Saarland University, Saarbrücken, Germany.
J Med Chem. 2011 Nov 10;54(21):7547-57. doi: 10.1021/jm2008453. Epub 2011 Oct 19.
Estrogen deficiency in postmenopausal women or elderly men is often associated with the skeletal disease osteoporosis. The supplementation of estradiol (E2) in osteoporotic patients is known to prevent bone fracture but cannot be administered because of adverse effect. As 17β-hydroxysteroid dehydrogenase type 2 (17β-HSD2) oxidizes E2 to its inactive form estrone (E1) and has been found in osteoblastic cells, it is an attractive target for the treatment of osteoporosis. Twenty-one novel, naphthalene-derived compounds have been synthesized and evaluated for their 17β-HSD2 inhibition and their selectivity toward 17β-HSD1 and the estrogen receptors (ERs) α and β. Compound 19 turned out to be the most potent and selective inhibitor of 17β-HSD2 in cell-free assays and had a very good cellular activity in MDA-MB-231 cells, expressing naturally 17β-HSD2. It also showed marked inhibition of the E1-formation by the rat and mouse orthologous enzymes and strong inhibition of monkey 17β-HSD2. It is thus an appropriate candidate to be further evaluated in a disease-oriented model.
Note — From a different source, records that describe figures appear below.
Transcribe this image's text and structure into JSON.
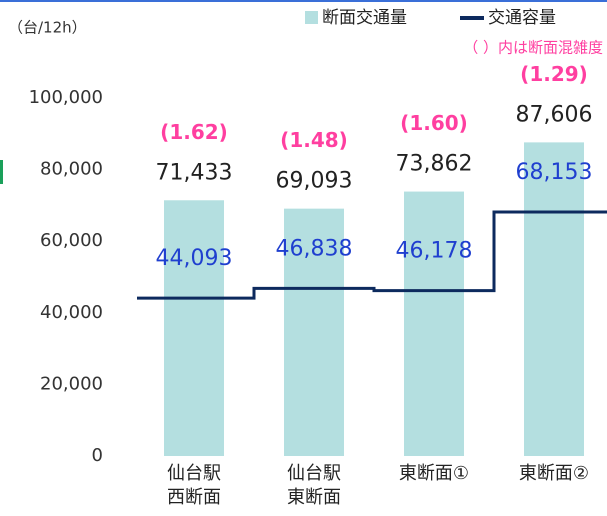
{
  "chart_data": {
    "type": "bar",
    "unit_label": "（台/12h）",
    "annotation": "（ ）内は断面混雑度",
    "categories": [
      [
        "仙台駅",
        "西断面"
      ],
      [
        "仙台駅",
        "東断面"
      ],
      [
        "東断面①"
      ],
      [
        "東断面②"
      ]
    ],
    "series": [
      {
        "name": "断面交通量",
        "color": "#b4dfe0",
        "type": "bar",
        "values": [
          71433,
          69093,
          73862,
          87606
        ],
        "value_labels": [
          "71,433",
          "69,093",
          "73,862",
          "87,606"
        ]
      },
      {
        "name": "交通容量",
        "color": "#0d2a5e",
        "type": "step",
        "label_color": "#1f3fcf",
        "values": [
          44093,
          46838,
          46178,
          68153
        ],
        "value_labels": [
          "44,093",
          "46,838",
          "46,178",
          "68,153"
        ]
      }
    ],
    "congestion": [
      1.62,
      1.48,
      1.6,
      1.29
    ],
    "congestion_labels": [
      "(1.62)",
      "(1.48)",
      "(1.60)",
      "(1.29)"
    ],
    "congestion_color": "#ff3fa0",
    "ylim": [
      0,
      100000
    ],
    "yticks": [
      0,
      {
        "value": 20000,
        "label": "20,000"
      },
      {
        "value": 40000,
        "label": "40,000"
      },
      {
        "value": 60000,
        "label": "60,000"
      },
      {
        "value": 80000,
        "label": "80,000"
      },
      {
        "value": 100000,
        "label": "100,000"
      }
    ]
  }
}
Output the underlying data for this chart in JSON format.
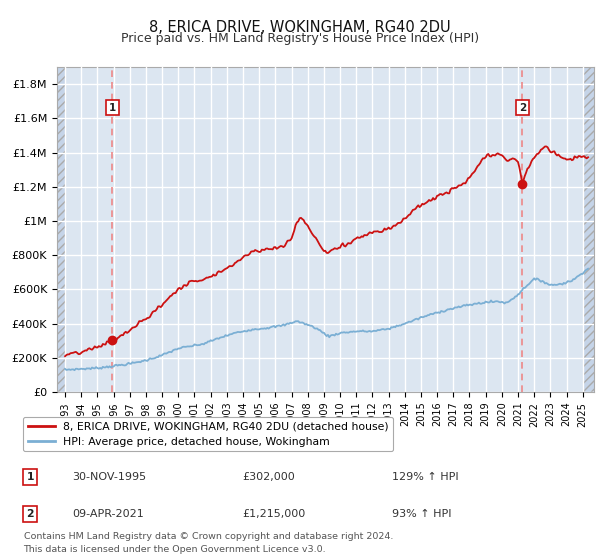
{
  "title": "8, ERICA DRIVE, WOKINGHAM, RG40 2DU",
  "subtitle": "Price paid vs. HM Land Registry's House Price Index (HPI)",
  "ylim": [
    0,
    1900000
  ],
  "yticks": [
    0,
    200000,
    400000,
    600000,
    800000,
    1000000,
    1200000,
    1400000,
    1600000,
    1800000
  ],
  "ytick_labels": [
    "£0",
    "£200K",
    "£400K",
    "£600K",
    "£800K",
    "£1M",
    "£1.2M",
    "£1.4M",
    "£1.6M",
    "£1.8M"
  ],
  "sale1_date": 1995.92,
  "sale1_price": 302000,
  "sale2_date": 2021.27,
  "sale2_price": 1215000,
  "hpi_line_color": "#7bafd4",
  "price_line_color": "#cc1111",
  "marker_color": "#cc1111",
  "vline_color": "#ee8888",
  "background_color": "#dce6f1",
  "hatch_color": "#c5d4e8",
  "grid_color": "#ffffff",
  "legend_line1": "8, ERICA DRIVE, WOKINGHAM, RG40 2DU (detached house)",
  "legend_line2": "HPI: Average price, detached house, Wokingham",
  "annotation1_date": "30-NOV-1995",
  "annotation1_price": "£302,000",
  "annotation1_hpi": "129% ↑ HPI",
  "annotation2_date": "09-APR-2021",
  "annotation2_price": "£1,215,000",
  "annotation2_hpi": "93% ↑ HPI",
  "footer": "Contains HM Land Registry data © Crown copyright and database right 2024.\nThis data is licensed under the Open Government Licence v3.0.",
  "xlim_left": 1992.5,
  "xlim_right": 2025.7,
  "hatch_left_end": 1993.0,
  "hatch_right_start": 2025.1
}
绝经后妇女或老年男性的雌激素缺乏常与骨骼疾病骨质疏松症有关。已知在骨质疏松症患者中补充雌二醇(E2)可以预防骨折,但由于副作用不能使用。由于 17β-羟类固醇脱氢酶 2(17β-HSD2)将 E2 氧化为其无活性形式雌酮(E1),并且已经在成骨细胞中发现,因此它是治疗骨质疏松症的有吸引力的靶标。已经合成了 21 种新型萘衍生化合物,并对其 17β-HSD2 抑制作用及其对 17β-HSD1 和雌激素受体(ERs)α和β的选择性进行了评估。在无细胞测定中,化合物 19 被证明是 17β-HSD2 的最有效和选择性抑制剂,在表达天然 17β-HSD2 的 MDA-MB-231 细胞中具有非常好的细胞活性。它还显示出对大鼠和小鼠同源酶的 E1 形成的明显抑制作用,以及对猴 17β-HSD2 的强烈抑制作用。因此,它是在面向疾病的模型中进一步评估的合适候选物。